Honor Fraser Gallery is pleased to announce our third exhibition with Kaz Oshiro. A Standard will be on view beginning Saturday, January 7 with an opening reception from 6 – 8pm. The show will run through February 25th, 2017.

Kaz Oshiro conflates painting and sculpture to explore our perception of dimension and illusion. Primarily using conventional painting materials, Oshiro builds three-dimensional replicas of familiar, mass-produced objects like kitchen cabinets or trash dumpsters to scale, painting stretched planes of canvas with exacting detail. While Oshiro’s art often pushes the concept of representation in painting beyond convention, he has also explored non-objective painting. Featuring intense monochromatic fields of color, his series of “broken” paintings are shaped canvases that bend into corners or lean into one another.

Oshiro’s newest subject is the I-beam, the standard construction material that, along with ironwork, characterized the Industrial Revolution. Steel I-beams are emblematic of the rise of an American industrialist class who amassed unprecedented fortunes during a period in which business was largely unregulated. Without steel and I-beams in particular, skyscrapers and modern cities would be unthinkable. When architects turned the focus of their practices to the problem of housing during the population boom following World War II, the I-beam played a pivotal role in the invention of post and beam architecture. This style is endemic to southern California where practitioners like Joseph Eichler, Charles and Ray Eames, and others proposed the use of “off the shelf” prefabricated materials requiring limited treatment to keep costs down and build times short. These experiments that were intended to bring beautiful, affordable housing to the masses are now among the most coveted and expensive architectural properties in the region.

Echoing this irony, Oshiro’s new series of I-beams crafted from wood and canvas prompt consideration of the promise of industry to boost economies, the destruction of the environment through mining for raw materials, the origins of American fortune, and the unfulfilled utopian promises of both industrialization and post-war architecture. The paintings accurately mimic the standardization in production that reaches back generations to early American factories. Made by hand and presented in an art context, the paintings reveal the degree of effort required for their making, suggesting that the success of the Industrial Revolution can be attributed in large part to the ceaseless work of exploited laborers adhering to a Protestant work ethic as described by Max Weber in 1905. This integration of an image of a mass-produced object with the subject of American industry repeated over and over again is a meditation on progress.

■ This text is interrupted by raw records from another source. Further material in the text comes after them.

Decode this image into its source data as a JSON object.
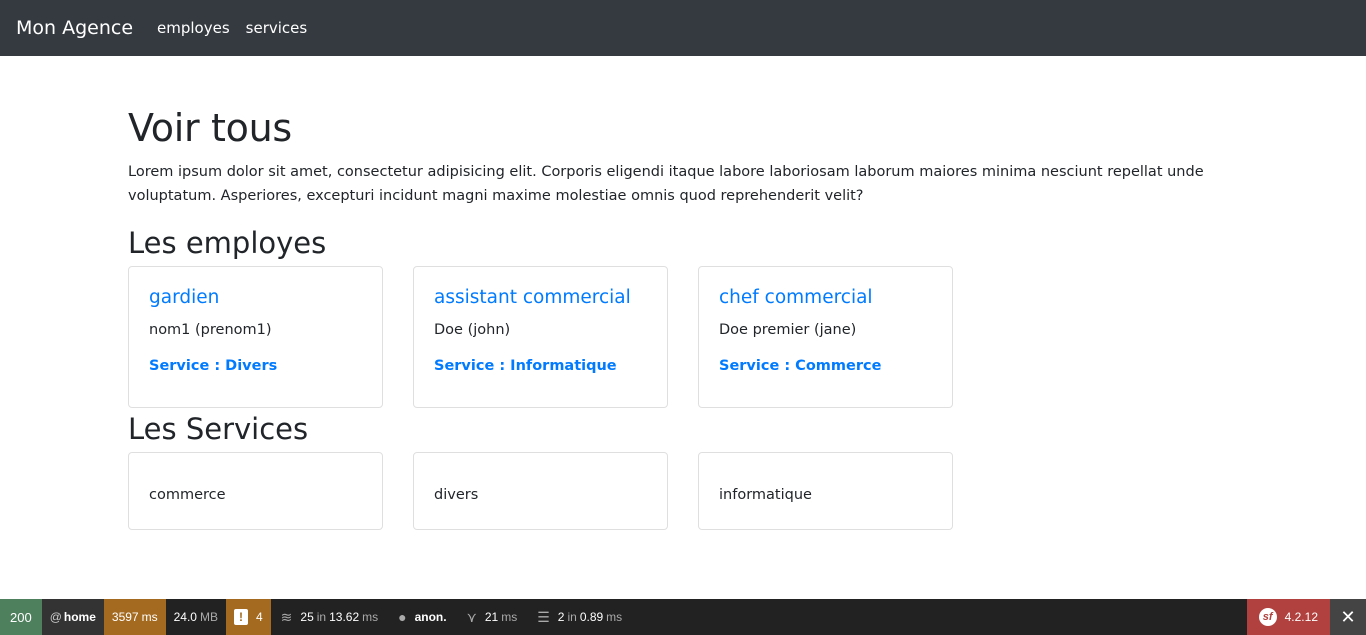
{
  "navbar": {
    "brand": "Mon Agence",
    "links": [
      "employes",
      "services"
    ]
  },
  "main": {
    "title": "Voir tous",
    "lead": "Lorem ipsum dolor sit amet, consectetur adipisicing elit. Corporis eligendi itaque labore laboriosam laborum maiores minima nesciunt repellat unde voluptatum. Asperiores, excepturi incidunt magni maxime molestiae omnis quod reprehenderit velit?",
    "employees_heading": "Les employes",
    "employees": [
      {
        "title": "gardien",
        "name": "nom1 (prenom1)",
        "service": "Service : Divers"
      },
      {
        "title": "assistant commercial",
        "name": "Doe (john)",
        "service": "Service : Informatique"
      },
      {
        "title": "chef commercial",
        "name": "Doe premier (jane)",
        "service": "Service : Commerce"
      }
    ],
    "services_heading": "Les Services",
    "services": [
      "commerce",
      "divers",
      "informatique"
    ]
  },
  "toolbar": {
    "status": "200",
    "route_prefix": "@",
    "route": "home",
    "time_value": "3597",
    "time_unit": "ms",
    "memory_value": "24.0",
    "memory_unit": "MB",
    "warnings": "4",
    "queries_count": "25",
    "queries_in": "in",
    "queries_time": "13.62",
    "queries_unit": "ms",
    "user": "anon.",
    "twig_value": "21",
    "twig_unit": "ms",
    "cache_count": "2",
    "cache_in": "in",
    "cache_time": "0.89",
    "cache_unit": "ms",
    "version": "4.2.12",
    "colors": {
      "status": "#4f805d",
      "warning": "#a46a1f",
      "version": "#b0413e"
    }
  }
}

Though the spare installation, modular forms, and simplicity of composition in the exhibition suggest an homage to minimal art, Oshiro is most interested in what he calls “dirty minimalism,” a variation on the aesthetics of minimalism that allows for subject matter beyond the artwork itself; more Dan Graham than Sol Lewitt, for instance. Indeed, like Graham, Oshiro is deeply connected to music, and the ideas put forward by composers like John Cage, Terry Riley, and Steve Reich, for example, which led the way for alternative approaches to musical form that have been influential for Oshiro. While the simplicity of the installation of the exhibition recalls the repetitive structures of minimal music, the image of the I-beam also conjures the sounds of industrial machinery and construction reflected in early experiments in noise music, rooting these new works in the legacy of the connections between avant-garde art and music in the later part of the twentieth century.

Kaz Oshiro was born in Okinawa, Japan in 1967 and lives in Los Angeles. He received Bachelor and Master of Fine Arts degrees from the California State University, Los Angeles. One-person exhibitions of his work have been presented at Los Angeles County Museum of Art’s Charles White Elementary School Gallery, Los Angeles, CA (2013); Tokyo Institute of Technology, Tokyo, Japan (2007); Las Vegas Art Museum, Las Vegas, NV (2007); and Pomona College Museum of Art, Claremont, CA (2005). His work has been included in thematic exhibitions such as Space Between, The FLAG Art Foundation, New York, NY (2015); Visual Deception II: Into the Future, Bunkamura: The Museum, Tokyo Japan (2014); Between Critique and Absorption: Contemporary Art and Consumer Culture, Haggerty Museum of Art, Marquette University, Milwaukee, WI (2013); Simulacrum, Columbus College of Art and Design, Columbus, OH (2012); Bruce Connor and the Primal Scene of Punk Rock, Museum of Contemporary Art, Denver, CO (2012); Lifelike, Walker Art Center, Minneapolis, MN (2012); New Image Sculpture, McNay Art Museum, San Antonio, TX (2011); Artist’s Museum, Museum of Contemporary Art, Los Angeles, CA (2010); Less is less, more is more, that’s all, CAPC Musée d’art contemporain, Bordeaux, France (2008); One Way or Another: Asian American Art Now, Berkeley Art Museum, Berkeley, CA (2007); Thing: New Sculpture from Los Angeles, Hammer Museum, Los Angeles, CA (2005); Nothing Compared to This, Contemporary Art Center Cincinnati, Cincinnati, OH (2004); and California Biennial, Orange County Museum of Art, Newport Beach, CA (2004).